Anfang der 1980er-Jahre führte der brasilianische Theologe Frei Betto mehrere Interviews mit Fidel Castro. Während eines dieser Gespräche sagte der Máximo Líder der Kubanischen Revolution über seinen verstorbenen Gefährten Ernesto „Che“ Guevara, „[w]enn Che ein Katholik und ein Mitglied der Kirche gewesen wäre, würde man anerkennen, dass er alle notwendigen Tugenden hatte, um zum Heiligen erklärt zu werden“.1 Die bereits zu Lebzeiten Guevaras einsetzende Wandlung der historischen Person in eine multivalente Ikone nahm nach dessen Tod im bolivianischen La Higuera, und darauf deutet Castros Zitat hin, zunehmend religiöse Züge an. Mit seiner zu Beginn dieses Jahres erschienenen Studie hat der am Art History Department der University of Los Angeles lehrende Kunsthistoriker David Kunzle diese Stilisierung Guevaras zu einer, wie Wolfgang Kersten im Vorwort des Bandes schreibt, „christomorphen Figur“ nun auf einen international verständlichen, titelgebenden Begriff gebracht: Chesucristo.

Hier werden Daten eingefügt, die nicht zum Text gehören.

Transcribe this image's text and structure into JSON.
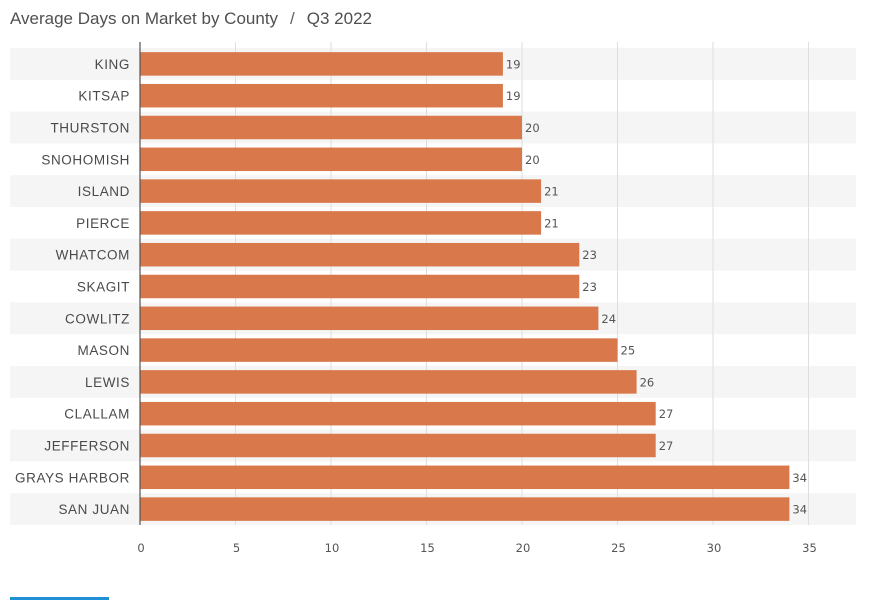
{
  "header": {
    "title": "Average Days on Market by County",
    "separator": "/",
    "period": "Q3 2022"
  },
  "colors": {
    "bar": "#d9784a",
    "band": "#f5f5f5",
    "grid": "#dedede",
    "axis": "#555555",
    "accent": "#1f8fd6"
  },
  "chart_data": {
    "type": "bar",
    "orientation": "horizontal",
    "title": "Average Days on Market by County",
    "subtitle": "Q3 2022",
    "xlabel": "",
    "ylabel": "",
    "categories": [
      "KING",
      "KITSAP",
      "THURSTON",
      "SNOHOMISH",
      "ISLAND",
      "PIERCE",
      "WHATCOM",
      "SKAGIT",
      "COWLITZ",
      "MASON",
      "LEWIS",
      "CLALLAM",
      "JEFFERSON",
      "GRAYS HARBOR",
      "SAN JUAN"
    ],
    "values": [
      19,
      19,
      20,
      20,
      21,
      21,
      23,
      23,
      24,
      25,
      26,
      27,
      27,
      34,
      34
    ],
    "xlim": [
      0,
      37
    ],
    "xticks": [
      0,
      5,
      10,
      15,
      20,
      25,
      30,
      35
    ],
    "grid": true,
    "legend": "none"
  }
}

Die in der Reihe Zurich Studies in the History of Art publizierte Studie sucht, wie im Untertitel ausgewiesen, die „Fusion von Che Guevara und Jesus Christus in Bild und Text“ zu ergründen. Dabei nähert sich Kunzle, der neben Otto Karl Werckmeister als maßgeblicher Vertreter einer marxistisch-sozialgeschichtlichen Kunstgeschichte gilt, seinem Gegenstand weniger aus einer geistesgeschichtlichen, über die Biographie Guevaras vermittelten Perspektive, als vielmehr über unzählige, zumeist posthum entstandene, künstlerische Annäherungen an sein politisches Wirken. Der so präsentierte Querschnitt von selbst zu ikonographischen Emblemen aufgestiegenen Werken ist in seiner Umfänglichkeit sicher eines der großen Verdienste des Buchs. Das untersuchte Material umfasst etwa die wohl bekannteste Fotographie des 20. Jahrhunderts, das Porträt „Guerrillero Heroico“ von Alberto Korda, oder auch die Dichtung Eduardo Galeanos, sowie internationale Werbekampagnen und im europäischen Kontext weniger bekannte Arbeiten lateinamerikanischer Künstlerinnen und Künstler bis hin zu abseitigen, kaum reproduzierten und oftmals im Privaten entstandenen Drucken, Gemälden oder Skulpturen.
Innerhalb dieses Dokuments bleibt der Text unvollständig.